When the knee joint suddenly becomes unable to move past a certain point, the person is experiencing what is commonly known as knee locking. This sensation is a temporary, sometimes painful, inability to fully bend or straighten the leg. While the experience can be alarming, it serves as a distinct symptom that an underlying mechanical issue is interfering with the joint’s normal function. Identifying the specific cause is necessary because the treatment approach varies significantly depending on the nature of the blockage.
True Locking Versus Pseudolocking
Understanding the difference between a true mechanical lock and a pseudolock is the first step in determining the severity of the problem. True mechanical locking occurs when a physical obstruction within the joint physically prevents the knee’s movement. The knee gets completely stuck at a fixed angle, and no amount of effort will allow it to move past that point. This is often likened to a pebble jamming the hinge of a door.
Pseudolocking, on the other hand, creates the sensation of being stuck, but it lacks a physical obstruction. This feeling is typically a protective response where severe pain, inflammation, or muscle spasms prevent movement. Conditions like patellofemoral pain syndrome, severe arthritis, or swelling can trigger this automatic defense mechanism. The joint is still physically capable of movement, and gentle manipulation by a healthcare provider may reveal that the knee can move despite the discomfort.
A true mechanical lock is a red flag that usually indicates a structural problem requiring prompt attention. Pseudolocking, while painful, often responds to conservative treatment that addresses pain and inflammation.
Primary Mechanical Causes
True mechanical knee locking is almost always traced back to two primary structural issues that create a physical blockage. The most common cause is a tear in the meniscus, the C-shaped cartilage between the thigh and shin bones. A specific tear pattern, known as a “bucket-handle tear,” is particularly prone to causing this problem.

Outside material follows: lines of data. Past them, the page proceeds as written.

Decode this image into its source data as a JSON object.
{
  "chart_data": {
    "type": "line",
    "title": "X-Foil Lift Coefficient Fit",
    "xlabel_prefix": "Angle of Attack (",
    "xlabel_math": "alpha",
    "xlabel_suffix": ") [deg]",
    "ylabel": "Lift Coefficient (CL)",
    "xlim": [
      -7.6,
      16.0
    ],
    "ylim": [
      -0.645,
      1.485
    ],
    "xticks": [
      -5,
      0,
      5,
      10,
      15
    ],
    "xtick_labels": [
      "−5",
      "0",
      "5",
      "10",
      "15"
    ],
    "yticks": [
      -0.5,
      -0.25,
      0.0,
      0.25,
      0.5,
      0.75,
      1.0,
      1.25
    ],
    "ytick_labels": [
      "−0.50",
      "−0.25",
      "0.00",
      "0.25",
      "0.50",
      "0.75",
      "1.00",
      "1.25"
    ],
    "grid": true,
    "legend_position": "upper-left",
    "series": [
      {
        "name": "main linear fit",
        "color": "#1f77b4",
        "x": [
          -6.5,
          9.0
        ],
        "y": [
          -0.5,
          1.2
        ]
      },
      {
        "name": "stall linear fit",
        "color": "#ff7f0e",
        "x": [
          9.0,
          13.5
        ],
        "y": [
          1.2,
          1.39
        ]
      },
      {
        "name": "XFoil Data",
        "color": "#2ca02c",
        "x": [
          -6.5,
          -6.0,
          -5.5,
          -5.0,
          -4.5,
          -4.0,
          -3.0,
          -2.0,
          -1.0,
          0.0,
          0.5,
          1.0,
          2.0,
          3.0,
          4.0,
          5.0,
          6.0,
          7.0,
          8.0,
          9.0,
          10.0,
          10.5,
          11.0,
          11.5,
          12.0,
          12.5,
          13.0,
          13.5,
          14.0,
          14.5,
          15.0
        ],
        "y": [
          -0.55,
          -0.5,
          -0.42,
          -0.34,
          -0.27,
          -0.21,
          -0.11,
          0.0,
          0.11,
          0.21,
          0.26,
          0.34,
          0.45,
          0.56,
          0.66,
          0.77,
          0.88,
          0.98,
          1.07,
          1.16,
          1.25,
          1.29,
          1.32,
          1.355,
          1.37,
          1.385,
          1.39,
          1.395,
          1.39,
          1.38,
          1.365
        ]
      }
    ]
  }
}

In a bucket-handle tear, a long, vertical fragment of the meniscal tissue remains attached at both ends but flips into the central joint space. This displaced flap physically wedges itself between the femur and tibia, immediately halting the knee’s normal gliding motion. The joint will remain fixed at a specific angle until the fragment either spontaneously repositions itself or is manually moved.
Another significant cause of true locking is the presence of loose bodies, sometimes called “joint mice.” These are fragments of bone or cartilage that have broken off due to trauma, degenerative conditions like osteoarthritis, or a disorder such as osteochondritis dissecans. The fragments float freely within the synovial fluid of the joint.

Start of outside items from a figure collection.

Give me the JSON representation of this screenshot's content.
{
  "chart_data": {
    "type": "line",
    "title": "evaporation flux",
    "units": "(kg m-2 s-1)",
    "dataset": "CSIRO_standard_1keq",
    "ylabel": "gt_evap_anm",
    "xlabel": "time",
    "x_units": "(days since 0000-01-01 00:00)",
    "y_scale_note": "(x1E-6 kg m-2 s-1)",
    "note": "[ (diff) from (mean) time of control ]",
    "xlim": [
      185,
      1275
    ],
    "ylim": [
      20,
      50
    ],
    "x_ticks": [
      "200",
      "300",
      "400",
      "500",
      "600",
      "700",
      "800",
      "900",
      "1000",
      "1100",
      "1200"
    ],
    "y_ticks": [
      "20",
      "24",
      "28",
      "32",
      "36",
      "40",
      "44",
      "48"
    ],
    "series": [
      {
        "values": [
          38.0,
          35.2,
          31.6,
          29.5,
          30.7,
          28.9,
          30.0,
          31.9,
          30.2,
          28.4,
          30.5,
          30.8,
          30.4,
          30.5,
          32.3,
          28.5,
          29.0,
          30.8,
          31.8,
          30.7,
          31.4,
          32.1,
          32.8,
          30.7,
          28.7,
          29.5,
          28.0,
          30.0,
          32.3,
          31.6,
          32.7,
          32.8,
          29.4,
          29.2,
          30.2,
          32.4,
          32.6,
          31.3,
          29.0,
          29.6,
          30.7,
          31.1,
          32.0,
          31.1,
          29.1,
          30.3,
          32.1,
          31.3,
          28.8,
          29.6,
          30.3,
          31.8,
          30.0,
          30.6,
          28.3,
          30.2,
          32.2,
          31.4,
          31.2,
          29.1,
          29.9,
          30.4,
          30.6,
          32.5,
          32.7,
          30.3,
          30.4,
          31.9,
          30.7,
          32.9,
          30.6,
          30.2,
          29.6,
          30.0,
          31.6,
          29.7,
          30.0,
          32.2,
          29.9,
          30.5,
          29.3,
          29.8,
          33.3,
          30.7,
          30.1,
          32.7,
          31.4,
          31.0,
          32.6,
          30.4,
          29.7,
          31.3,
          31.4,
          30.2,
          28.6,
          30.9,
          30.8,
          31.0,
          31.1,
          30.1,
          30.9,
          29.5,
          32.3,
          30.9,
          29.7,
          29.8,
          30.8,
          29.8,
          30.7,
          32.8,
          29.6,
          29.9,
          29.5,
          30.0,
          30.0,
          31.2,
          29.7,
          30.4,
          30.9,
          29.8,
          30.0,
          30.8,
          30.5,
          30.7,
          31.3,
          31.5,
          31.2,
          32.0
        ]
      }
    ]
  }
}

These loose bodies cause intermittent locking episodes when they migrate and become lodged between the articulating joint surfaces. The locking is often unpredictable, and the knee may unlock just as suddenly as it locks when the fragment shifts position.
Immediate Actions and Triage
When the knee locks, stop all activity and avoid putting weight on the affected leg. Attempting to force the knee to move risks causing further damage to the meniscus or joint surfaces. If the knee does not unlock quickly, rest in a safe seated or reclining position.
Applying the RICE protocol—Rest, Ice, Compression, and Elevation—can help manage associated pain and swelling. Ice should be applied for 15 to 20 minutes at a time to reduce inflammation. Gentle, non-forceful movement or slight rotation may encourage a loose fragment to shift and allow the knee to unlock, but this must be done with extreme caution.
Seek professional medical evaluation immediately if the knee remains persistently locked and cannot be straightened, if there is severe pain, or if the person is unable to bear any weight. These signs suggest a true mechanical obstruction that requires urgent diagnosis and likely intervention. Numbness or tingling below the knee is also a serious symptom that warrants emergency attention.
Professional Treatment Pathways
The medical approach to treating a locked knee depends entirely on the underlying cause identified through physical examination and diagnostic imaging, such as an X-ray or MRI. For cases of pseudolocking or minor mechanical issues, non-surgical management is often the first-line treatment. This includes targeted physical therapy to strengthen the muscles surrounding the knee, especially the quadriceps, which improves joint stability.
Anti-inflammatory medications, such as non-steroidal anti-inflammatory drugs (NSAIDs), help reduce the inflammation and pain contributing to pseudolocking symptoms. Activity modification is employed to avoid movements that irritate the joint and trigger spasms. Injections, such as corticosteroids, may also be used to provide localized relief from inflammation.
True mechanical locking caused by a displaced meniscal tear or loose bodies typically requires surgical intervention to resolve the obstruction. Arthroscopy, a minimally invasive keyhole surgery, is the standard procedure. During this surgery, miniature instruments are inserted to either remove the loose body or repair the torn meniscus.
For meniscal tears, the surgeon may perform a partial meniscectomy, trimming away the detached tissue, or a meniscal repair, where the torn cartilage is sutured back together. Removing the physical obstruction allows the knee to regain its full range of motion. If the knee cannot be fully extended, surgery is often recommended within one to two weeks to prevent long-term joint stiffness.